No matter where he ran, doors loomed high above him. As the light faded, they would creak open and shut, open and shut. Mostly, it was his mother, tiptoeing here and there. But the grey door furthest from him would admit a very different visitor: a man who carried a pungent aroma. Later, he would recognise this as alcohol. For now, he would only sneeze and stifle a sob. The man kept green bottles everywhere, some half full. In his foggy memory, he had once pushed one, releasing a sticky golden liquid. The man had yelled and shoved him into a corner.
So whenever that slick, oily shadow appeared, Snape would toddle into a corner first. Sometimes, he too covered his eyes, cringing as though the cold air was lashing his back. He imagined the door swinging open on one hinge long before the event, the man slumped against it. Clink, clink… He always carried bottles, which would clatter or smash onto the floor, sometimes onto his mother's head.
Clump, clump… The man's steps resounded throughout his head even when the man had disappeared, making him shudder. Difficult as it was to believe, he had once crawled towards the man, expecting something. What? He could not say. All he knew was that the man's footsteps veered in a different direction whenever he came near. Since he could not crawl fast enough to keep up, he learned, far too slowly, never to approach.
Rain, rain, and yet more rain. He wished he could reach the window and press his face against it. What did the water feel like? Was it as slippery as the room with white tiles, where he had fallen or been pushed many a time? Was it as salty as the water on his cheeks? Would it soak into a pillow after a night of tossing and turning? Nobody could answer those questions, not least because he had never learned how to ask. Water dripped everywhere: onto the tiles, the floor, his oversized clothes, onto his mother's faded skirts...

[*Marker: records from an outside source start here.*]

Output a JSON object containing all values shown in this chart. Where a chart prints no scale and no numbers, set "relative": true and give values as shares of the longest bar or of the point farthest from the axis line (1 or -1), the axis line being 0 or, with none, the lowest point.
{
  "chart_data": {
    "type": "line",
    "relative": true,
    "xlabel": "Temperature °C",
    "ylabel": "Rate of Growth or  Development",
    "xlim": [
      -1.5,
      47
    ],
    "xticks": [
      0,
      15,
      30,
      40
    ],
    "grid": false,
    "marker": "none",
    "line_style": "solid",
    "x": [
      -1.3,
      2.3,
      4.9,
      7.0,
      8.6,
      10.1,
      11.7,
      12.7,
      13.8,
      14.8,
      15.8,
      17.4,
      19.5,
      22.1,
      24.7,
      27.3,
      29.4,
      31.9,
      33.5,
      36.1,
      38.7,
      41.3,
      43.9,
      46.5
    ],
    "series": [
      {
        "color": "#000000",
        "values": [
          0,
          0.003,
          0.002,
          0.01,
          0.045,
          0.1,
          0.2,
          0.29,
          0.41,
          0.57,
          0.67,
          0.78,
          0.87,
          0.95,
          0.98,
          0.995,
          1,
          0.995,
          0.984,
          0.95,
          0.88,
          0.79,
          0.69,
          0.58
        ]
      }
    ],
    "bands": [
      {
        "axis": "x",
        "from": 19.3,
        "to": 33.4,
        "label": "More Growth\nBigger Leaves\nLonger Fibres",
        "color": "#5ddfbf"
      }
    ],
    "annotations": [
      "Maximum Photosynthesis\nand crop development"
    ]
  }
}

The rooms- he could not yet fathom a house- shivered every day. From time to time, his mother said something and some blankets would appear from thin air. He liked that, more for the startling effect than their smell; the man had used them. Being carried would have worked better, but she never understood why his arms jerked and waved so often. Almost every demand led to total silence.
So in time, he learned the value of silence, too. People in this world never spoke. They rarely made eye contact. He copied the sunken heads and hunched shoulders around him, first from inside and then outside. In this graveyard, everybody feared something: a flare of rage, a series of blows. He learned that he, too, must defend himself from whatever enemies lurked in corners, shadows, and behind doors. Nobody could be trusted, nobody could be understood. Any attack might come as a surprise, but in retrospect, he learned to blame himself for allowing his defences to slip.
Why did this happen? From time to time, a foolish impulse made him wonder whether other people might lift their heads, unclench their fists, and walk without fear.
But if neither his mother nor the man would ever change, then what chance had anybody else?